One reason is the shareholders. as Bloomberg pointed In a recent report on the state of the Permian River, public shale drillers have shifted their focus after years of putting everything into production growth and are now prioritizing the return of cash to shareholders. A reversal seems unlikely at this point.
Another reason is higher production costs. Global oil prices have already been on the rise, but production costs have continued as the effects of the supply chain disruption of the past two years have continued.
In late April, Colin Eaton from The Wall Street Journal mentioned That the most prolific rock play in the United States was struggling to find enough steel, frac sand, frac pumps, and well workers.
Eaton noted that unlike the recent downturn in the oil market, the oilfield services industry is not standing in the wake of producers in recovery. On the contrary, oilfield services companies are struggling this time around two years after equipment fleets were halted due to a sharp contraction in production during the pandemic. They are also largely avoided by investors, which makes them reluctant to invest in new equipment.
The report quoted industry executives as saying that it now took much longer between drilling and commissioning a well due to delays in the delivery of essential equipment and materials. The costs of such equipment and materials are also higher.
“It’s even more difficult to get some of the key products we need, whether it’s pipe or sand,” Travis Thompson, CEO of FireBird Energy, a Midland Basin drilling company, told Bloomberg. “If we want to increase the activity, say from three rigs to four or five rigs, we will certainly have to plan for that a lot more than you would have to go back for a year or two.”
“If someone goes in and puts a pile of money on the table and says, ‘Dig me up well next week,’ it won’t happen,” said Jimmy Small, president of private-equity-backed Element Petroleum III. Eaton in the Wall Street Journal in April. “You can’t get things to do that.”
Bloomberg reported that the average forecast of five agencies for US oil production growth is about 900,000 barrels per day. Forecasters include: Rystad Energy, Bloomberg NEF, Envirus, Standard & Poor’s Global and the Energy Information Administration.

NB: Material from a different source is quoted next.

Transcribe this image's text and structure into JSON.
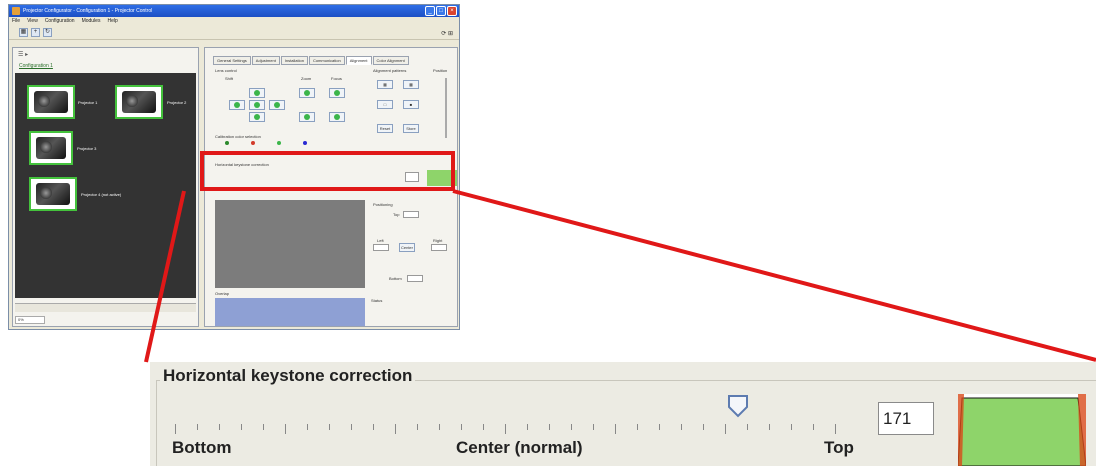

The Permian will account for 80 percent of that growth, which will certainly help it cement its reputation as the star in the US shale patch. However, the rate of production growth is very modest when compared to the growth rate of oil production in 2018, as presented by Bloomberg. That year, the US added 1.9 million barrels per day.

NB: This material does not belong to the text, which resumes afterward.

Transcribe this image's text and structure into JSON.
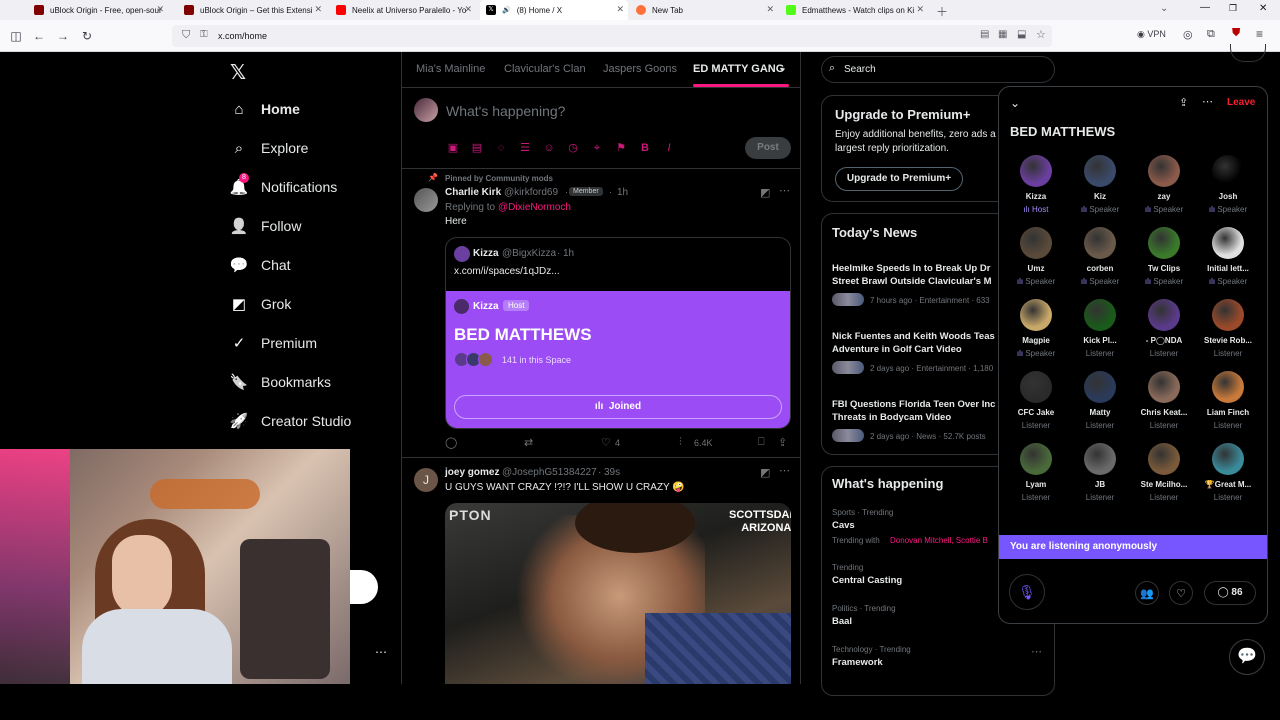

However, Rystad Energy is on its own Forecasting The Norwegian consultancy said earlier this month that only the Delaware Basin in the Permian will add about 990,000 bpd to its total production this year, of which more than 400,000 bpd will be new production. According to the report, the economies of the Delaware Basin and higher oil prices will spur production growth, which will push the basin’s total to a record 5.7 million barrels per day later this year.
Another record was recently projected by the Energy Information Administration. The agency said that it expects the Permian River to add 88,000 barrels per day in June, reaching a record 5.219 million barrels per day, which represents a large part of the total monthly production increase across the shale patch, which the EIA expects to reach 142,000 barrels. Daily.